Ze schrijven: "Met enige regelmaat ontstaat er debat over klimaatverandering. Zo betoogt de heer Berkhout in het RD (1-10) dat „we moeten stoppen met het naïeve denkkader in de CO2-doctrine”. Hij is niet de enige; ook anderen betogen dat de mens weinig invloed op het klimaat heeft of dat de gevolgen van klimaatverandering wel meevallen. De meerderheid van de wetenschappers geeft daarentegen aan dat klimaatverandering reeds merkbaar is en de mens actie moet ondernemen om het tij te keren. Wat ons betreft is die discussie echter totaal irrelevant voor de plicht van een christen.

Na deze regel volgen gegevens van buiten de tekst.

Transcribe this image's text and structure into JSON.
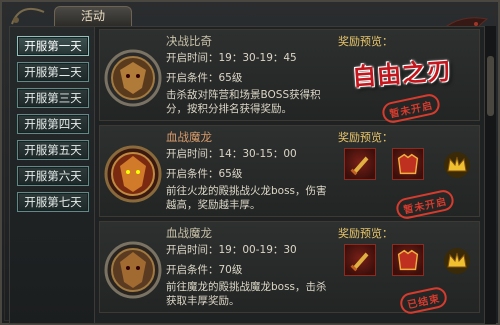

Dat aandacht voor het milieu, het klimaat of de schepping nog altijd wordt gezien als een linkse hobby is een ernstige zaak. Want een christen die in gemeenschap met zijn Schepper leeft, heeft oog voor Zijn schepping. De psalmen bezingen niet zelden de schoonheid van de schepping, zoals David doet in Psalm 8. Ook in Psalm 19 eert hij God om de schoonheid van Zijn schepping: „De hemelen vertellen Gods eer en het uitspansel verkondigt Zijner handen werk.” Paulus leert in Romeinen 1:20 dat Gods hand duidelijk zichtbaar is in de schepping: „want Zijn onzienlijke dingen worden, van de schepping der wereld aan, uit de schepselen verstaan en doorzien, beide Zijn eeuwige kracht en Goddelijkheid.” Duidelijk is dus dat het horizontale aspect, liefde tot de schepping, onlosmakelijk is verbonden aan het verticale aspect, liefde tot de Schepper.
Bouwen en bewaren
Maar wat is de rol van de mens in Gods schepping? Dit maakt het vervolg van Psalm 8 ons duidelijk: „Gij doet hem heersen over de werken Uwer handen; Gij hebt alles onder zijn voeten gezet.” De twee bekende woorden ”bouwen” en ”bewaren” uit Genesis 2 maken duidelijk dat de mens niet moet heersen als een dictator, maar als een liefdevolle, verantwoordelijke rentmeester. Een rentmeester heeft oog voor de schoonheid van de schepping. Maar hij ziet ook dat „het ganse schepsel tezamen zucht, en tezamen als in barensnood is tot nu toe” door de zonde van de mens (Rom. 8:19-22).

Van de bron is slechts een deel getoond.